Quantum and Classical Combinatorial Optimizations Applied to Lattice-Based Factorization

TL;DR

This paper critically evaluates quantum and classical lattice-based methods for integer factorization, showing they do not scale well for large numbers and that classical heuristics outperform quantum approaches, despite some promising mathematical challenges.

Contribution

It provides empirical evidence that lattice-based quantum factoring methods are ineffective for large integers and compares their performance to classical heuristics, highlighting future research directions.

Findings

Lattice-based factoring does not scale to larger numbers.

Classical heuristics outperform quantum methods in this context.

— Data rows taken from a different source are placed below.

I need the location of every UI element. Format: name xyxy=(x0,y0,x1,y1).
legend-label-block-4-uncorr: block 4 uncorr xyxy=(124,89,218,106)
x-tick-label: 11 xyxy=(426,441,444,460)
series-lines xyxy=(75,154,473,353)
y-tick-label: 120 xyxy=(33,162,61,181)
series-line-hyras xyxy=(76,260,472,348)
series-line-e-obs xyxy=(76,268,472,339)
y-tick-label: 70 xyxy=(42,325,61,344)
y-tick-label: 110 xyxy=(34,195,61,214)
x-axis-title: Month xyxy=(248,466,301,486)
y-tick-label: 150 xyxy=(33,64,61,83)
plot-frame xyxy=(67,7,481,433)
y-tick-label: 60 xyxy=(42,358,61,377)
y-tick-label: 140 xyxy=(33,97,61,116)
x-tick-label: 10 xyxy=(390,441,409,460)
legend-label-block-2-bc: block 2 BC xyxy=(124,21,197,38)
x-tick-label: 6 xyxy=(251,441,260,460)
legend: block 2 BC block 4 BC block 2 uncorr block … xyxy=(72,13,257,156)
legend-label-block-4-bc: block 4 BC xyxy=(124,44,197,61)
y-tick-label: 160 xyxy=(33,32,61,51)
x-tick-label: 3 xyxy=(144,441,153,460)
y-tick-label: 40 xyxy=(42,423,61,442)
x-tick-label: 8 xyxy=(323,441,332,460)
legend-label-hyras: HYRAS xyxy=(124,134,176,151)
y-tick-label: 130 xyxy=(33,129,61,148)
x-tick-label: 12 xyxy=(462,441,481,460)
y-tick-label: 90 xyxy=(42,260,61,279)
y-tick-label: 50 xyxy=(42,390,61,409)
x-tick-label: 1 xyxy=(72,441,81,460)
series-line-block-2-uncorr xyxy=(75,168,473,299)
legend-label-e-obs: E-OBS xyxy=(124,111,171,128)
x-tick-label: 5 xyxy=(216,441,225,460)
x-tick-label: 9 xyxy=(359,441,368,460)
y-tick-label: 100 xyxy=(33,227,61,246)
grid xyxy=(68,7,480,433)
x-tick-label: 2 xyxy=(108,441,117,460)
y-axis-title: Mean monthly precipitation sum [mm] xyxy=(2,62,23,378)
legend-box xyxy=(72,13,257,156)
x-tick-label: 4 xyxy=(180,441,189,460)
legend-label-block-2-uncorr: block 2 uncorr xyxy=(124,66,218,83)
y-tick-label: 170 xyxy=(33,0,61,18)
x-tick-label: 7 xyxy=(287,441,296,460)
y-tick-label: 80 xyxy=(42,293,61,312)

Quantum enhancements do not significantly improve factoring success.

Abstract

The availability of working quantum computers has led to several proposals and claims of quantum advantage. In 2023, this has included claims that quantum computers can successfully factor large integers, by optimizing the search for nearby integers whose prime factors are all small. This paper demonstrates that the hope of factoring numbers of commercial significance using these methods is unfounded. Mathematically, this is because the density of smooth numbers (numbers all of whose prime factors are small) decays exponentially as n grows. Our experimental reproductions and analysis show that lattice-based factoring does not scale successfully to larger numbers, that the proposed quantum enhancements do not alter this conclusion, and that other simpler classical optimization heuristics perform much better for lattice-based factoring. However, many topics in this area have interesting applications and mathematical challenges, independently of factoring itself. We consider particular cases of the CVP, and opportunities for applying quantum techniques to other parts of the factorization pipeline, including the solution of linear equations modulo 2. Though the goal of factoring 1000-bit numbers is still out-of-reach, the combinatoric landscape is promising, and warrants further research with more circumspect objectives.